NEW YORK (GenomeWeb) — A team of scientists from the University of Illinois, Chicago and elsewhere reported that by performing deep sequencing they have uncovered 20 miRNAs with potential use as biomarkers for Alzheimer's disease.
Alzheimer's is a chronic, progressive, and increasingly prevalent neurodegenerative disorder that has a long asymptomatic latency period. In a study published on Thursday in Plos One, the researchers noted that many investigators are searching for biomarkers that can detect the disease and monitor its course, particularly in the presymptomatic and early stages of the illness. The goal of their study was to test whether isolated circulating exosomes could be a "clean" and informative tissue source to obtain a look at possible RNA biomarkers for the disease.
In their study, they measured miRNA expression in a plasma fraction enriched in exosomes by differential centrifugation by using Illumina deep sequencing. They looked at a total of 70 samples, 35 from men and women (ages 50-75) diagnosed with Alzheimer's-based dementia and 35 from healthy men and women from the same age groups as controls. Tissue samples were prepared using western blot procedures.

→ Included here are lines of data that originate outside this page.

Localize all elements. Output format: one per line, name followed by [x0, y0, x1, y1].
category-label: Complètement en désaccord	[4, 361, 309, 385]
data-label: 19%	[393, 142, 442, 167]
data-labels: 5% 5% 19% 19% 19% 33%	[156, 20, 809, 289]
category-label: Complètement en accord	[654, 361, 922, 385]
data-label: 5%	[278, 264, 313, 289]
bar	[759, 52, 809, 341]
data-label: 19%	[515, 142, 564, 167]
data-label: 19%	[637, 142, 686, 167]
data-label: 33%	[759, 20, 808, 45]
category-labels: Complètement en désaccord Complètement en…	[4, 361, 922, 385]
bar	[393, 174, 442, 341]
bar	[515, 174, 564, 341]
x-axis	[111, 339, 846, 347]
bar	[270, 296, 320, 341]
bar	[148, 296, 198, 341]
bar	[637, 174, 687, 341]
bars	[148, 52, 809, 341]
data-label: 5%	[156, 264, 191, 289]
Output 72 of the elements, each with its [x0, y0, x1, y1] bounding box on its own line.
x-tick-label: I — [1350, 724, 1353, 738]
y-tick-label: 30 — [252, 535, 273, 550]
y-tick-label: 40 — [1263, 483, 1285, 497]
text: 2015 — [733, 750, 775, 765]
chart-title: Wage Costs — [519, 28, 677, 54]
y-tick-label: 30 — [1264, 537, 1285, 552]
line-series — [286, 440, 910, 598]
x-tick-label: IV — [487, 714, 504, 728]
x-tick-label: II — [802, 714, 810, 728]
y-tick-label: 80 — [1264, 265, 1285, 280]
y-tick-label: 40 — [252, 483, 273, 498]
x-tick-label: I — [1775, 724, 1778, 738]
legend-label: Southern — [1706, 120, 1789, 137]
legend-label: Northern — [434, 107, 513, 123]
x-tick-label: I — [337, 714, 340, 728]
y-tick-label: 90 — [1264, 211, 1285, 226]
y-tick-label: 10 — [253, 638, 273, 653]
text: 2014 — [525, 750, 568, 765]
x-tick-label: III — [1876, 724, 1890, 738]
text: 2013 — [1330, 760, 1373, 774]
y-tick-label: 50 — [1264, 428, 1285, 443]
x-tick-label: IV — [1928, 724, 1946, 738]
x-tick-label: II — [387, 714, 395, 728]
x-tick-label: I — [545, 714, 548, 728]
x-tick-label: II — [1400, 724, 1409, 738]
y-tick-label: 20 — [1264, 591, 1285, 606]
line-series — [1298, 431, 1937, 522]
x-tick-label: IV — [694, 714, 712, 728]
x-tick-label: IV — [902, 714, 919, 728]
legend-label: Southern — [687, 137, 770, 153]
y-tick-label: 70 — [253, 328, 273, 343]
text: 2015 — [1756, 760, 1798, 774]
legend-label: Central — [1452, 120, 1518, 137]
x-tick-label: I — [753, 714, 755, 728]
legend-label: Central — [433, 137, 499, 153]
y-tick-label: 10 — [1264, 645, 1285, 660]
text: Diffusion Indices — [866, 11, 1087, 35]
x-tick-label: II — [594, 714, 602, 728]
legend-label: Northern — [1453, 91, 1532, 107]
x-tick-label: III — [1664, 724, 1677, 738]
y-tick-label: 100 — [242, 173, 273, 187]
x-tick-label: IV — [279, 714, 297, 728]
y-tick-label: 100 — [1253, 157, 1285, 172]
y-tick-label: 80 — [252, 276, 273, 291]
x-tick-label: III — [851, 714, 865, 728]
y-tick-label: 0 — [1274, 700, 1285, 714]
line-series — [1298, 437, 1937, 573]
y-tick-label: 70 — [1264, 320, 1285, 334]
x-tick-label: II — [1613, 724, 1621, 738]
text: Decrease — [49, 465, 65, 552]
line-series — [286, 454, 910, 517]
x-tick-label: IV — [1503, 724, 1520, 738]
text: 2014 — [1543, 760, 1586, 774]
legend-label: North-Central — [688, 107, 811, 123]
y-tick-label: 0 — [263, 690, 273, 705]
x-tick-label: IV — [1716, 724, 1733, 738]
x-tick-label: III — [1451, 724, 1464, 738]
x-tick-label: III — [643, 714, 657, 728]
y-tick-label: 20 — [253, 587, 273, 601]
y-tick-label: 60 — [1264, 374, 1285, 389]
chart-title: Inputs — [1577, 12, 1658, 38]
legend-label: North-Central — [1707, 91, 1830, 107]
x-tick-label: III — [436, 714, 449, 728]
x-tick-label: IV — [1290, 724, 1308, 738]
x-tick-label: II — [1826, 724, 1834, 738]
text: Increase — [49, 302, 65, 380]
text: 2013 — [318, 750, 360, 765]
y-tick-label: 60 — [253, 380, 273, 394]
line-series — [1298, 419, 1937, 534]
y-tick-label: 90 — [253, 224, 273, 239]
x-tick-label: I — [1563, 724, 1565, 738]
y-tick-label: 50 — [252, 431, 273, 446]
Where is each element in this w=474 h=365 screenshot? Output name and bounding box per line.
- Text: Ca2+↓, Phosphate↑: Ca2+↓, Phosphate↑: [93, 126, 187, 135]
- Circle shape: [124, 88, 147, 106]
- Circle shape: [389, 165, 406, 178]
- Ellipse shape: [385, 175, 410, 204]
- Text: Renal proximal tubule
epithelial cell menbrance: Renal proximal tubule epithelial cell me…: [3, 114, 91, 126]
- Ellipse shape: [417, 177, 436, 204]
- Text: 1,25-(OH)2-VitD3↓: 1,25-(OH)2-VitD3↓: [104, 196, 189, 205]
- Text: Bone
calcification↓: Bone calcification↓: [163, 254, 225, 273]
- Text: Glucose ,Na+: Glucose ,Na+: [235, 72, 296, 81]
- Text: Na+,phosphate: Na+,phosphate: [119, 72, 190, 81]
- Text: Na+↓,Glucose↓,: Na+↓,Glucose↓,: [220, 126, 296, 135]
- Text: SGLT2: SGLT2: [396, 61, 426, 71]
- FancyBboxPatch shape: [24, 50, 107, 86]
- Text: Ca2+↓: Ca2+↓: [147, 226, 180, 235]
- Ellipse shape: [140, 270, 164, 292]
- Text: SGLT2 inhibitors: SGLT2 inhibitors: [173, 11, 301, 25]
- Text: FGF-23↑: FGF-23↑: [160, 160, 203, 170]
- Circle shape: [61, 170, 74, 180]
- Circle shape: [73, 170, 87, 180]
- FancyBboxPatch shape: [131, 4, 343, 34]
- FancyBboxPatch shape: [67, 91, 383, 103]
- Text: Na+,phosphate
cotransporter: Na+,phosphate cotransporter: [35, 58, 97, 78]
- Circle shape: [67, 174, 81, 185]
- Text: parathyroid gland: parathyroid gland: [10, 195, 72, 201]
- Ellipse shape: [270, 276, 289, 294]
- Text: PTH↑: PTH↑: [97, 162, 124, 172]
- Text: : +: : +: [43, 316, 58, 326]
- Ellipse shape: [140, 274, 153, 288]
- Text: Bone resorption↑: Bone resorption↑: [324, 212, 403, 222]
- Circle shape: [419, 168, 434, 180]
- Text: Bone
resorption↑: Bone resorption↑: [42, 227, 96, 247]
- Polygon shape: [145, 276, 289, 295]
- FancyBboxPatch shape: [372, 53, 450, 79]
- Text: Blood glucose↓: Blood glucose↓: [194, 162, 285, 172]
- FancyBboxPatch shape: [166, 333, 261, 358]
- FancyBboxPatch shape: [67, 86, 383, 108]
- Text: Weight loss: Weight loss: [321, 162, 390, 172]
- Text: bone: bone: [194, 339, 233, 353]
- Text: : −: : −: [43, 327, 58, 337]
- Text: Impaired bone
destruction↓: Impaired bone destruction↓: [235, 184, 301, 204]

The samples' exosomal enrichment was done by obtaining 4 ml of frozen P3 plasma and adding a cocktail of protease and RNase inhibitors. Then, the enriched mixture was purified using a series of centrifuge cycles. The RNA was isolated from these enriched samples by adding Trizol and spike-in synthetic RNA. Then Glycoblue and isopropanol were added to the aqueous phase and incubated overnight. A little less than half of the samples were characterized by manual RT-qPCR to ensure yield and quality.
All RNA samples were constructed into small RNA libraries using the Illumina TruSeq Small RNA sample preparation kit. The libraries were then run through deep sequencing procedures on an Illumina HiSeq 2500. Upon completion, the dataset was analyzed based on expression statistics, correlation, and machine learning.
The scientists stated in the study that "the P3 fraction of plasma, isolated by differential centrifugation and enriched in exosomes, revealed a profile of miRNA changes occurring in [Alzheimer's disease]." There were 20 miRNAs that showed significant differences in the Alzheimer's sample group upon initial screening. Among these 20, a panel of seven proved highly informative in a machine learning model for predicting Alzheimer's disease status of individual samples with 83-89 percent accuracy.
While the results showed that miRNA has the potential to be a significant biomarker, the scientists stated in the study that their finding warrants replication and follow-up with a larger cohort of patients and controls who have been carefully characterized in terms of cognitive and imaging data, other biomarkers and risk factors, and who are sampled repeatedly over time.